Banning “nudification” apps and other “high-risk” tools restrains a means of expression before any particular expressive act occurs, on the strength of harm the tool might one day enable. Mandating safety-by-design alongside proactive detection, moderation and removal conscripts private platforms into filtering expression at or before publication — automated screening at scale, with no court having found a single item unlawful.
Strip away the language of safety and this is prior restraint, whatever doctrinal label is withheld from it.
The classic prior restraint is a licence or an injunction against a named publication; a blanket tool ban or a design mandate is a step removed in form but identical in direction and in vice. It silences in advance. It is structurally over-inclusive, because a filter or a ban cannot perform the discrimination a court performs between the unlawful instance and the lawful one.
And it removes the judicial guard that is supposed to stand between the state and the suppression of speech, handing that power instead to private intermediaries who censor pre-emptively to avoid liability.
This is the precise contrast the horse is built to obscure: the measure you are asked to admire sits safely on the subsequent-punishment side of the line, while the regime hidden behind it marches across into pre-emptive control — and asks to do so without ever facing the scrutiny such a crossing demands.
Refuse the horse
The tell is the disguise itself. A regime of pre-emptive speech control, vesting open-ended discretion in unelected bodies and pressing private platforms into censorship before any court is involved, is exactly the kind of proposal that ought to be argued in the open, on its own evidence, through its own process, and made to stand or fall on its own merits.
The Commission has chosen not to do that. It has instead loaded the regime into the hull of a deepfake offence and rolled it toward the gate, betting that the urgency of the genuine harm will carry the apparatus past examination. That choice of method is not a detail to be excused; it is the strongest reason to distrust the cargo. A case that has to enter in disguise is announcing that it could not get in any other way.

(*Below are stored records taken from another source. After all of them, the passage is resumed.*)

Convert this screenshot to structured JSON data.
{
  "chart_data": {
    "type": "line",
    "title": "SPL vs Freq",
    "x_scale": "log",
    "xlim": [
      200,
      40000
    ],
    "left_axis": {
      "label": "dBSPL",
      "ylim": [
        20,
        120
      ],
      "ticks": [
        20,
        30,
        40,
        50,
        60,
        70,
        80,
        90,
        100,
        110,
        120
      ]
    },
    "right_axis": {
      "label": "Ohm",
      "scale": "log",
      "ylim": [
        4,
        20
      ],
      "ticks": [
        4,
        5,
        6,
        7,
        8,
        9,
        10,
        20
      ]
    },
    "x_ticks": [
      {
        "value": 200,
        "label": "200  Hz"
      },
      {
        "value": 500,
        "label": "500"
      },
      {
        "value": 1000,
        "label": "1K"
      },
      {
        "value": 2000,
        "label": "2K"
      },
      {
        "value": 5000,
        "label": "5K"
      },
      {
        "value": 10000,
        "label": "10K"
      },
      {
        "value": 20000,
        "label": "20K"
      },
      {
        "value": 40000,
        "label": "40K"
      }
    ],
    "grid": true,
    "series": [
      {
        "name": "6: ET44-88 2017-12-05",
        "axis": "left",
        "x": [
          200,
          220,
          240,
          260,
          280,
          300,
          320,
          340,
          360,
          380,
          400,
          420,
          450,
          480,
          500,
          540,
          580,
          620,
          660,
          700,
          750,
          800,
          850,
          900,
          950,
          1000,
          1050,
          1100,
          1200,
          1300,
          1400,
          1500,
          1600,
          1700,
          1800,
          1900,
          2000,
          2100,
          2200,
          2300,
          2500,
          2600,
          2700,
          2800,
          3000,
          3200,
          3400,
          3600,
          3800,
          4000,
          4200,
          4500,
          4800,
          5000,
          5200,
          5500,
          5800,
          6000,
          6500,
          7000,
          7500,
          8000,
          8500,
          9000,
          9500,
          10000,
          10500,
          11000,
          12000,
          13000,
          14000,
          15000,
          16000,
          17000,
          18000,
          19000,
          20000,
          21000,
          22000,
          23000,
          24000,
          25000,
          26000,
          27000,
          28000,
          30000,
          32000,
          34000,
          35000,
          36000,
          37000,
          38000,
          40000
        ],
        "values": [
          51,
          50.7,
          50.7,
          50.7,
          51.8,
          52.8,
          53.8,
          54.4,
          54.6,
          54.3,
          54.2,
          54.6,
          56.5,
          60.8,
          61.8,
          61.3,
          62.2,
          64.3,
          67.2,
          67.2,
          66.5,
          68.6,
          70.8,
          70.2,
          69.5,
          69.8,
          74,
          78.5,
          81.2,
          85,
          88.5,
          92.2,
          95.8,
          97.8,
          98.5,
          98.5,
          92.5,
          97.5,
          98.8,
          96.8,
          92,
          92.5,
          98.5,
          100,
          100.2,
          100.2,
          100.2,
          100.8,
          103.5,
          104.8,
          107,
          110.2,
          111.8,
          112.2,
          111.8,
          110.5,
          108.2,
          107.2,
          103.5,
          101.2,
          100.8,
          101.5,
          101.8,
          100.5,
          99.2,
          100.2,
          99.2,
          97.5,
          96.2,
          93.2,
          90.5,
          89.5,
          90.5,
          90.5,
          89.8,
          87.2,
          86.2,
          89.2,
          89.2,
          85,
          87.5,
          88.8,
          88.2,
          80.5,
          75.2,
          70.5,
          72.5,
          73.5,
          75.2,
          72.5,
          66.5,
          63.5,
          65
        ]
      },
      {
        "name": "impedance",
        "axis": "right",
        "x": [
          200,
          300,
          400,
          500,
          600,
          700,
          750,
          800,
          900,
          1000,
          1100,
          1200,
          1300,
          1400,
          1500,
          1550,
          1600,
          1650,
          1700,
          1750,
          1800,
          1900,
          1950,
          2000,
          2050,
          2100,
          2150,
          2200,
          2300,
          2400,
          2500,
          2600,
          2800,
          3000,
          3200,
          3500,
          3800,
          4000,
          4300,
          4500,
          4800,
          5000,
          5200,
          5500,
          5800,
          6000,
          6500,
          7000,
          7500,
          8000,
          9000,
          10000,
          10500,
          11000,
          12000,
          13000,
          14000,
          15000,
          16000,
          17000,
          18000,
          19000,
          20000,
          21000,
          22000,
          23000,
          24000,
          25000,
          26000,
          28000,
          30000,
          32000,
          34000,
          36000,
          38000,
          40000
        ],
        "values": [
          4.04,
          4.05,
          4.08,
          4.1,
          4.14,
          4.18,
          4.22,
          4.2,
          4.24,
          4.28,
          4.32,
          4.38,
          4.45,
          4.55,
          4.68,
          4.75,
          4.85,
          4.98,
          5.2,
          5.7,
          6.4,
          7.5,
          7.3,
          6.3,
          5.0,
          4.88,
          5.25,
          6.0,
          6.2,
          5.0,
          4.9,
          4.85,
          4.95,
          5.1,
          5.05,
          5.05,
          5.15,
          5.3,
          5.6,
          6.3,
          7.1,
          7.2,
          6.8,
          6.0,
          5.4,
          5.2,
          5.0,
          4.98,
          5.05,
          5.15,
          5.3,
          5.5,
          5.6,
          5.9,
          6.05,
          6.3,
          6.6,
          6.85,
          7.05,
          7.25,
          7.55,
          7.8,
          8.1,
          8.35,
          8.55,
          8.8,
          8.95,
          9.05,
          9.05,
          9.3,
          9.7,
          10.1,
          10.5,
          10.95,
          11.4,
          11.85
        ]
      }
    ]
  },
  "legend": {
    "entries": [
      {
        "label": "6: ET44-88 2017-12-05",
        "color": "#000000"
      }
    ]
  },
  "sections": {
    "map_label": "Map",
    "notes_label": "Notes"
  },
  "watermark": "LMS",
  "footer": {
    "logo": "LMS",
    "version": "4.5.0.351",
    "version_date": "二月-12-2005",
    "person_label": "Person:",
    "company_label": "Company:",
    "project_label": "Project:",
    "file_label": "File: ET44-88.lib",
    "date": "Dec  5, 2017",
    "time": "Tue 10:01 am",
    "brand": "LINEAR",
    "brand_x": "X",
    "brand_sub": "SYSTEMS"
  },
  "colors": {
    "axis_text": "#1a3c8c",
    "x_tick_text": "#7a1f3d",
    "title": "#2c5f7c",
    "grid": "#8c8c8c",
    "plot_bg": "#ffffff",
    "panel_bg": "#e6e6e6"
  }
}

The right response is therefore the simplest one. Support the deepfake amendment for exactly what it is — a narrow, sound, self-contained closing of a gap in the law — and refuse, flatly, to let the Commission’s wider regime ride in on its back.
If there is a case for system-level regulation of artificial intelligence and digital platforms, let its authors wheel it up to the gate in the daylight and defend it as itself.
Until they do, the only safe course is the one the Trojans failed to take: open the horse before it is inside the walls.